Bagaimana dengan kabar turis asal Rusia, Sergey Lykhvar (37) yang diserang buaya saat menyelam di Kepulauan Raja Ampat, Papua Barat, Selasa 29 Maret 2016 lalu? Tim Crisis Center Kemenpar memang langsung melakukan penelisikan, kronologi peristiwa tersebut, karena dikhawatirkan akan mengganggu image Raja Ampat sebagai destinasi high end di Papua.
Hobi Lykhvar memang diving. Dia tinggal di Kolomna, Moskow. Sebelum datang ke Indonesia, dia memutuskan berhenti bekerja dan selanjutnya mengunjungi sejumlah tempat menarik di Indonesia, termasuk di Bali sebelum ke Raja Ampat. Menurut Kepala Dinas pariwisata Raja Ampat, Yusdi, Lykhyar telah tinggal di pemukiman penduduk sejak 1 bulan sebelumnya.
Kejadiannya 29 Maret 2016 itu, adalah hari tarakhir paket wisata yang dia ikuti di wilayah ini. Seharusnya Lykhyar sudah bersiap-siap dan berkemas untuk perjalanan berikutnya, yakni ke Sorong sebelum kembali ke Rusia. Mungkin karena dianggap sebagai hari terakhir, Lykhvar ngotot untuk snorkeling sendiri. Dia memilih sendiri di bagian selatan pulau Manyaifuin, sementara lokasi homestaynya di perkampungan bagain utara pulau. Beberapa guide sempat mencegah niat turis Rusia itu.
Diam-diam, Lykhvar berangkat sendiri ke lokasi. Setelah ditunggu sampai 24 jam tidak kembali, akhirnya dilaporkan ke Polisi, SAR dan Pemda. Mereka menyatakan Lykhyar hllang, lalu dilakukan pencarian. Dua hari hilang, Lykhyar ditemukan dalam kondisi tak bernyawa. Lokasi jasad Lykhvar ditemukan jauh terpencil dan berbahaya, karena arusnya deras dan banyak karang yang tajam.

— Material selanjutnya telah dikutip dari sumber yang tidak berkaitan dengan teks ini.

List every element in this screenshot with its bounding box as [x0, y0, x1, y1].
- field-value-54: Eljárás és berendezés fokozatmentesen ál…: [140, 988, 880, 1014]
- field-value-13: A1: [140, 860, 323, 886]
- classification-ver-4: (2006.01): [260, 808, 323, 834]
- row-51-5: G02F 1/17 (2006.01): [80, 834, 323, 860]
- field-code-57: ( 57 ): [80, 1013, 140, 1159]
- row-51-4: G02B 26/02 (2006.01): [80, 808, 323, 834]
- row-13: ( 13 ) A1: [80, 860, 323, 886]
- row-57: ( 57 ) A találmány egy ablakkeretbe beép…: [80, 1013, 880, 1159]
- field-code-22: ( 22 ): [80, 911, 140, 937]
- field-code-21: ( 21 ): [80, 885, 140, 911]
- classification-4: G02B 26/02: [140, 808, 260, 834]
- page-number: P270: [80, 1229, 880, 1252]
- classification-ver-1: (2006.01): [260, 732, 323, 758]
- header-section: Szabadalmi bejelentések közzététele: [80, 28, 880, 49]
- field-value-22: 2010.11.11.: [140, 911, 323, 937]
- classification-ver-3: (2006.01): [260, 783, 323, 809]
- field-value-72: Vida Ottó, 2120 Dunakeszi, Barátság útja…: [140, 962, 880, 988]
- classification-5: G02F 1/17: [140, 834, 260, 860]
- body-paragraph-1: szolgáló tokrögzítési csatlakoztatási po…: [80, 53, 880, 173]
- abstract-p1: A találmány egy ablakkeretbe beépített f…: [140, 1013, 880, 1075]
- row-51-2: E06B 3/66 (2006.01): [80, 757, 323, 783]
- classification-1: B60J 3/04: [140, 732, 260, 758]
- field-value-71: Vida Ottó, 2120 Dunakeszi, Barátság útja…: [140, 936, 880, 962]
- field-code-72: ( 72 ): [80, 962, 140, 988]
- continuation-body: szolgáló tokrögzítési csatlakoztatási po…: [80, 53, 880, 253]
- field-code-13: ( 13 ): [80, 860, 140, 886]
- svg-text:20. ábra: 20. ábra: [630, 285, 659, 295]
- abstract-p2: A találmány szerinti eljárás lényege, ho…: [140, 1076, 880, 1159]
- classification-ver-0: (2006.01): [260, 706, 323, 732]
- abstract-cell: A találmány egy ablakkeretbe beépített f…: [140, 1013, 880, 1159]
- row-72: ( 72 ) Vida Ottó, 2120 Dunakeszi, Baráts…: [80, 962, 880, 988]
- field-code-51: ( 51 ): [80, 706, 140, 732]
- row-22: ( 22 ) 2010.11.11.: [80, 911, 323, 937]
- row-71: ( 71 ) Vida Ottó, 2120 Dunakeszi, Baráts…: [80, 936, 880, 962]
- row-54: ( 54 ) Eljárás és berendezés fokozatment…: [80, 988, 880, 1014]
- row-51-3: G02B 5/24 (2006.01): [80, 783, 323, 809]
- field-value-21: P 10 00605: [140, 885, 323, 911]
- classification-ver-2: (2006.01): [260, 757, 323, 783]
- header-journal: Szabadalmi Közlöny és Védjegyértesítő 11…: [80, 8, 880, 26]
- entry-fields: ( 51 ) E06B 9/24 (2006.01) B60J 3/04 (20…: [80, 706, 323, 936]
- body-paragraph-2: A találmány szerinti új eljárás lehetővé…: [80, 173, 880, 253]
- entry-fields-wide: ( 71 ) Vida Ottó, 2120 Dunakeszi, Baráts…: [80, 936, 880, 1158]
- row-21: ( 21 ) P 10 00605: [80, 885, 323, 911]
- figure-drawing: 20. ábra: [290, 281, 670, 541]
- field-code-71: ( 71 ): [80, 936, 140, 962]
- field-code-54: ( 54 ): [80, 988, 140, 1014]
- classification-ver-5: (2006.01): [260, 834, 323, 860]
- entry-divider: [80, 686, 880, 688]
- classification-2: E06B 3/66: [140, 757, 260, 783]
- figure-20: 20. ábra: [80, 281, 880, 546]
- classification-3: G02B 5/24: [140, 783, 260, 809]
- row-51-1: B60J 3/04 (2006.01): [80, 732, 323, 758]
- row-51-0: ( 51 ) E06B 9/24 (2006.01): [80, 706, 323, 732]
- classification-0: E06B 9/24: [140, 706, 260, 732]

Dari hasil visum dokter di RSUD Raja Ampat, diduga kuat korban tewas akibat diserang buaya. Jasad Lykhvar telah dibawa ke Sorong, yang berjarak 2 jam perjalanan dengan kapal dari Raja Ampat. Sesuai permintaan keluarga, jasadnya dikremasi. Kasus ini sudah diinfokan ke pihak Kedutaan Besar Rusia untuk Indonesia. Mereka juga sudah mengabarkan berita duka ini kepada keluarga Lykhvar di Moskow. Dalam waktu dekat, abunya akan diberangkatkan ke Rusia.
Cipto AG bersimpati atas korban Lykhvar dari Rusia itu. Kemenpar ikut bela sungkawa atas peristiwa itu, semoga itu kejadian yang terakhir, tragedi dengan binatang predator. “Kami menaruh simpati dan turut berduka atas peristiwa itu,” katanya.
“Intinya, semua aktivitas wisata alam itu memiliki risiko. Namun bila dilakukan dengan mengikuti kaidah keselamatan maka, risiko itu bisa diminimalisir. Ada prosedur manajemen risiko yang harus ditempuh,” jelas Cipto yang pernah mendapat penghargaan Dive Trend Asia 2012 itu.
“Jika mengikuti aturan dan prosedur yang dipandu oleh tour guide atau dive master-nya, saya yakin hal seperti ini tidak perlu terjadi. Tetapi kalau jalan sendiri, apalagi sembunyi-sembunyi, ya memang bisa fatal. Di kalangan diver, peristiwa Raja Ampat ini bisa diterima sebagai “kelalaian individu”. Lokasinya jauh dari tempat yang direkomendasi untuk diving dan snorkeling,” ungkap Cipto.
Sama halnya dengan Pulau Rinca dan Pulau Komodo. Jika wisatawan mengikuti aturan main yang sudah ada, maka semuanya aman-aman saja. Tetapi kalau sengaja berpetualang sendiri, tanpa “pawing”-nya, itu akan merugikan keselamatan diri sendiri dan orang lain. “Jadi, Raja Ampat sangat aman,” jelas Cipto, seorang Konseptor “Klasifikasi Titik Selam” pertama di dunia.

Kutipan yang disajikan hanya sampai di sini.